Por isso, não se compreende que o Governo em vez de respeitar e garantir direitos, estabilidade, assegurar a integração na carreira com vínculo efetivo, contratar os trabalhadores necessários, opte por um lado por limitar essa mesma contratação sem tomar as medidas necessárias para pôr fim à precariedade e para garantir que todos os trabalhadores da saúde estão integrados numa carreira com vínculo público efetivo. Deste modo o Governo mais uma vez revela que está mais preocupado com o défice do que em garantir as condições de trabalho aos trabalhadores da saúde e reforçar a capacidade do Serviço Nacional de Saúde.

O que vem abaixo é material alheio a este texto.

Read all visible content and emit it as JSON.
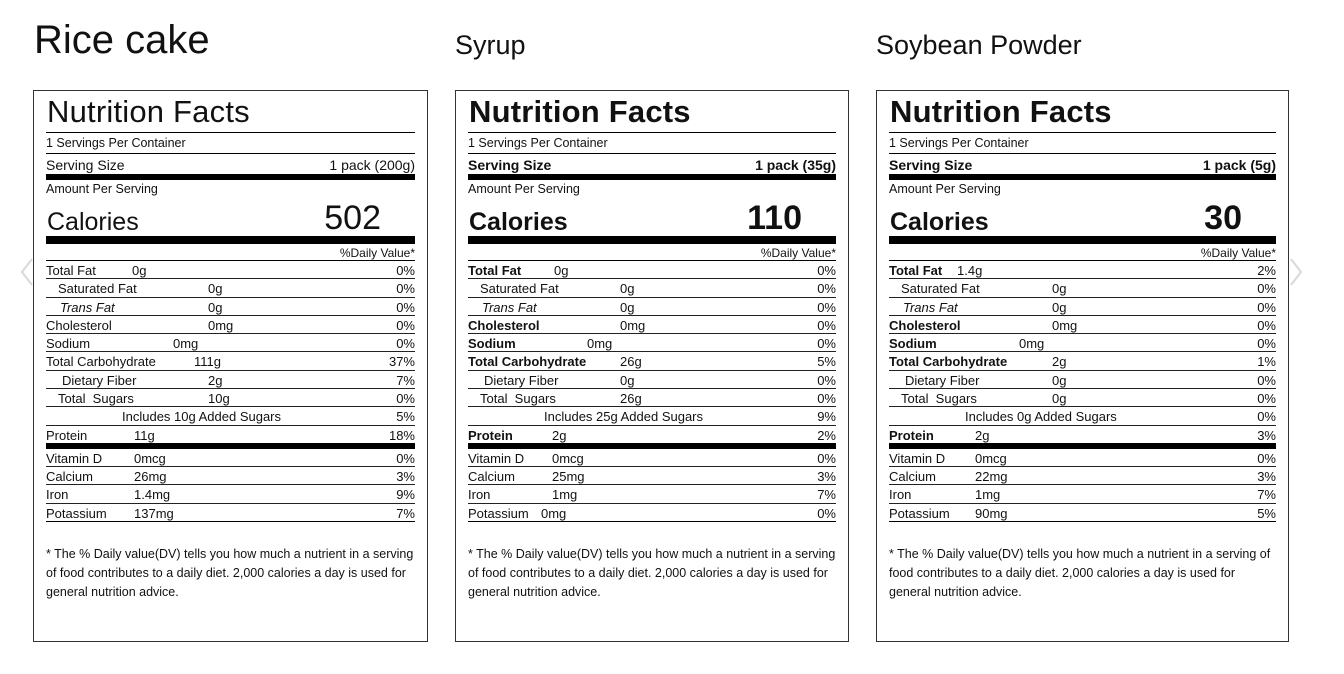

A solução para o combate à epidemia não passa por novos confinamentos, mas sim, como o PCP sempre afirmou, pelo reforço das equipas de saúde pública, pelo reforço da testagem e da vacinação, pelo reforço do Serviço Nacional de Saúde para recuperar os cuidados atrasados e para assegurar todos os cuidados a que os utentes têm direito, e para isto é condição essencial o reforço da contratação de trabalhadores da saúde, bem como a garantia de todos os seus direitos e de carreiras dignas.
Assim, tendo em consideração o acima exposto, ao abrigo da alínea b) do artigo 156.º da Constituição e da alínea b) do n.º 1 do artigo 4.º do Regimento, os Deputados abaixo assinados do Grupo Parlamentar do PCP apresentam o seguinte Projeto de Resolução:
Resolução
A Assembleia da República recomenda ao Governo, nos termos do n.º 5 do Artigo 166.º da Constituição, que adote as seguintes medidas:
- Proceda à conversão dos contratos de trabalho a termo resolutivo certo e incerto em contratos de trabalho com vínculo efetivo a todos os trabalhadores da saúde, contratados no âmbito das medidas excecionais de combate à epidemia da Covid 19, abrangendo aqueles cujo contrato, entretanto caducou e que já não se encontram no Serviço Nacional de Saúde (SNS);
- Altere a norma do Decreto-Lei n.º 54-B/2021, de 25 de junho, que impede a contratação de trabalhadores da saúde que não tenham sido previamente contratados com contrato de trabalho a termo resolutivo certo ou incerto, de molde a possibilitar as unidades de saúde de proceder à contratação dos trabalhadores da saúde que são efetivamente necessários para combater a epidemia da Covid 19 e recuperar os atrasos na prestação de cuidados ao nível dos cuidados de saúde primários e dos cuidados hospitalares;
- Proceda à integração dos trabalhadores da saúde com contratos de substituição, na carreira com contrato de trabalho com vínculo efetivo, considerando que desempenham funções permanentes, na prestação de cuidados de saúde aos utentes;
- Prorrogue a aplicação dos artigos 2.º a 7.º do Decreto-Lei n.º 10-A/2021, de 2 de fevereiro, que que estabelece mecanismos excecionais de gestão de profissionais de saúde para realização de atividade assistencial, no âmbito da pandemia da doença COVID -19, na sua redação atual.
- Garanta a autonomia das unidades do SNS na contratação de trabalhadores da saúde, dando cumprimento à Lei n.º 87/2019, de 3 de setembro, dispensando-se a autorização do Ministério das Finanças.